For his part, he advised CityBee customers to be more cautious at this time and to be suspected of seeing unclear letters, calls or short messages received.
“We suggest certain steps: If you notice unusual activity or something that doesn’t match your account, just update your settings, provide dual authentication, check multiple channels to reset your password, etc. to reduce that risk,” said the VDAI chief .
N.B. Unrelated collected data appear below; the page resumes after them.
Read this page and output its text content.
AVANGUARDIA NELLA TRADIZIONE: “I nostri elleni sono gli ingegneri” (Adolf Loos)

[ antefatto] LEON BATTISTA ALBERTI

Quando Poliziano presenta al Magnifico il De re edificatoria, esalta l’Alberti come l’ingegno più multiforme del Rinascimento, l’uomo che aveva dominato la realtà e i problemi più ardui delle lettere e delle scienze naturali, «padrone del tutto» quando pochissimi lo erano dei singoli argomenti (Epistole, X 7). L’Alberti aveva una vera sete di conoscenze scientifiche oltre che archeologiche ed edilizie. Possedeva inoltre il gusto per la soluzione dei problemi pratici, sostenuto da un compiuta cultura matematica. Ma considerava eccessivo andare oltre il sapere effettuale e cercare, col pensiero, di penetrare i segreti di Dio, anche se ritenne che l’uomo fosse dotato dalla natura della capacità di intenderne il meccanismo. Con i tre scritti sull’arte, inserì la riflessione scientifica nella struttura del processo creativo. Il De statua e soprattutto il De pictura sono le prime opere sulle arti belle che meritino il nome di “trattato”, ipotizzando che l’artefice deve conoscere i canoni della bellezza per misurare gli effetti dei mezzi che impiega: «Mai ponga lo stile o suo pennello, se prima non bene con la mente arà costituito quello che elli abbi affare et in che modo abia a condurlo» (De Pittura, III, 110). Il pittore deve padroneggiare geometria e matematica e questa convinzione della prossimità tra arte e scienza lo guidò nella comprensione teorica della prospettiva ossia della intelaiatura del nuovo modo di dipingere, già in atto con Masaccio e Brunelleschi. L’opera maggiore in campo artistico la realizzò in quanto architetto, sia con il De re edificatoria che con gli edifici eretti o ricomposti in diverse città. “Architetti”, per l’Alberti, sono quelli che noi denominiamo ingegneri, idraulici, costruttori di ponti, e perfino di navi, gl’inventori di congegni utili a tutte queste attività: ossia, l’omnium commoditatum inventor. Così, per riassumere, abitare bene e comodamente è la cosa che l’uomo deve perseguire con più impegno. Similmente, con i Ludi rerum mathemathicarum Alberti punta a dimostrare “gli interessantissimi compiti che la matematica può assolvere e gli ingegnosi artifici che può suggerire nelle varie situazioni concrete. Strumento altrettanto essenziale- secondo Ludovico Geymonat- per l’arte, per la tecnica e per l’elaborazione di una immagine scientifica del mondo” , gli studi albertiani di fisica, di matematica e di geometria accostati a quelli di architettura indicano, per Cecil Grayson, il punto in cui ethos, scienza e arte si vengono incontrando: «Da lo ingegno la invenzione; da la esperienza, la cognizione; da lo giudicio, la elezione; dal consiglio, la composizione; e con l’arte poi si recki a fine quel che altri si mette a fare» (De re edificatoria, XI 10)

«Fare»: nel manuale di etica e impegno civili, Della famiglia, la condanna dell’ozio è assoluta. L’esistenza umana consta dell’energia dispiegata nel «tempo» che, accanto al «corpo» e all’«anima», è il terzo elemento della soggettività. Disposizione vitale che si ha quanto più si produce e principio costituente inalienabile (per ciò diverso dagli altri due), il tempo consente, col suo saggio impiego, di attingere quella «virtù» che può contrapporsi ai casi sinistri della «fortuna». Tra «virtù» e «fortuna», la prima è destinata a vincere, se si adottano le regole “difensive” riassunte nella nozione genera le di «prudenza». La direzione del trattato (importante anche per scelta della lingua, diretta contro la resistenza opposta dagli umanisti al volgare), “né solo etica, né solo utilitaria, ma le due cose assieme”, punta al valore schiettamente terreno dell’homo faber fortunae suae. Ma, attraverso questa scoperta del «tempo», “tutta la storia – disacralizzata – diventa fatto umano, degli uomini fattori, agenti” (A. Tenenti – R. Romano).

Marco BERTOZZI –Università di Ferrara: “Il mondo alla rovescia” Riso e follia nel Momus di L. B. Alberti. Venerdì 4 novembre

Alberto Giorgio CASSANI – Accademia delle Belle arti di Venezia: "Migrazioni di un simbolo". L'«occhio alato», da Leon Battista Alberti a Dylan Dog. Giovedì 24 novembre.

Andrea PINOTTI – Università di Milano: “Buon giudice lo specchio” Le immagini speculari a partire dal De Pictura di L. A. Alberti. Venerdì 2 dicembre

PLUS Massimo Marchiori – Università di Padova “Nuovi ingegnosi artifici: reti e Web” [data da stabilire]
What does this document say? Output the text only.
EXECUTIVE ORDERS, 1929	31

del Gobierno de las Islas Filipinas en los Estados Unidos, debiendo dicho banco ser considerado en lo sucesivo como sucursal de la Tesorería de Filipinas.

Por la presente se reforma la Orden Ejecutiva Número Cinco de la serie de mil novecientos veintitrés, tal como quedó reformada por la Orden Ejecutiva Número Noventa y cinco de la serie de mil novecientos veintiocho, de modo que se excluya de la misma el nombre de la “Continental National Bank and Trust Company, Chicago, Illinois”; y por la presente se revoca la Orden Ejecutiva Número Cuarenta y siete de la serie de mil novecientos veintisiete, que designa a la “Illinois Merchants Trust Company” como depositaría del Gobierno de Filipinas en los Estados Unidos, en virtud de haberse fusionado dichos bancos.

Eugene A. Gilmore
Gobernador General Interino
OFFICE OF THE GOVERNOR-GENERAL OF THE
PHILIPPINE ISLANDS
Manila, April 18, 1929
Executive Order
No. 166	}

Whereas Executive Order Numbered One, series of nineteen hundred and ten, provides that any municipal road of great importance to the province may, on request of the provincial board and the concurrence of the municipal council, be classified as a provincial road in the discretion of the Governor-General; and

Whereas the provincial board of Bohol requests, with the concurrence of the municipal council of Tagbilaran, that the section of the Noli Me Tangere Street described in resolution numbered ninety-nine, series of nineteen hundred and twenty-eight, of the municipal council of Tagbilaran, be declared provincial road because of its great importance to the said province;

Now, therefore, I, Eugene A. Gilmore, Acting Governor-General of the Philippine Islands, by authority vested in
He reported that the car-sharing company CityBee, from which about 110 thousand people were robbed on Monday. The data of registered users in Lithuania have not yet submitted an official notification of the event to the Inspectorate. Therefore, according to R. Andrijauskas, many questions related to the event remain unanswered.
SDPI itself received more than 2,400 messages from people on Wednesday.
The Inspection Director stated that there was probably no such data breach in Lithuania. He expected the investigation to take less than the six months allowed by law.
“We will try to do it faster than in four months,” said R. Andrijauskas.
VDAI launched an investigation into the theft of data stolen from CityBee users on Tuesday.
According to the company, criminals posted consumer data from three years ago on one of the hackers’ favorite forums.
In addition to the first, last, and personally identifiable codes of some CityBee customers, phone numbers, email addresses, residential addresses, driver’s license numbers, and encrypted passwords were stolen.